Yesterday, in his eagerness to promote deregulation, the secretary in one case even went beyond what industry and the Congress had asked by proposing that S&Ls be permitted to establish subsidiaries to buy real estate, provided banks are given the same authority. (S&Ls already have that power, but acquisitions are limited to one or 2 percent of assets, according to the Federal Home Loan Bank Board. Any expansion was deleted from the draft bill because of expected bank opposition.)
Regan reasoned that because thrifts will have "enough new powers to develop for the time being," they should not be authorized to sell mutual funds as well. The idea of giving this power to banks but not thrifts was attacked by Jonathan Lindley, executive vice president of the National Savings & Loan League, which represents the largest S&Ls in the country.
Lindley accused Regan of being inequitable and going against his own free-market policy by trying to dictate which financial institutions could sell money fund shares. Yet, he admitted that not many S&Ls are eager to get into the field.
The administration, Regan testified, supports a federal override of state prohibitions on due-on-sale clauses. This means that federally chartered S&Ls could demand payment of low-interest mortgages when a house is sold, even if there is a state law against it. The Senate bill would give the states several years to rescind the law; the administration would not.
The Financial Institutions Restructuring and Services Act of 1981 is the other side of the coin of the Depository Institutions Deregulatory and Monetary Control Act of 1980. Whereas last year's law freed banks' liabilities by allowing them to pay more interest on savings accounts, this year's legislation seeks to give them the additional asset or lending powers they need to balance their books.
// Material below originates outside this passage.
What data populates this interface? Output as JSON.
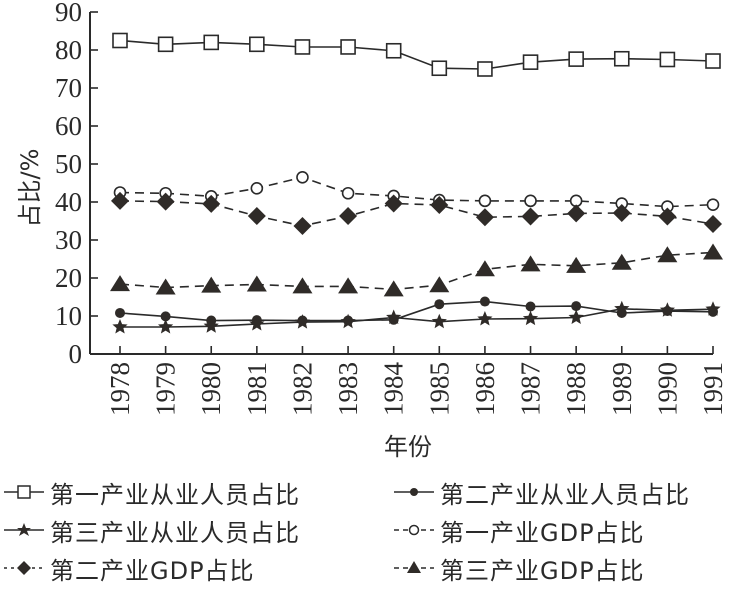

In the case of thrift institutions, these powers are considered essential to their very survival.
The 1980 act was many years in the making because of very controversial issues involved. Committee Chairman Jake Garn (R-Utah) yesterday predicted final action on the assets bill by the end of this year. Due to the gravity of the S&Ls'situation, legislators decided to omit from the bill consideration of the thorny issues of interstate branching and revision of the Glass-Steagall Act, which separates commercial from investment banking.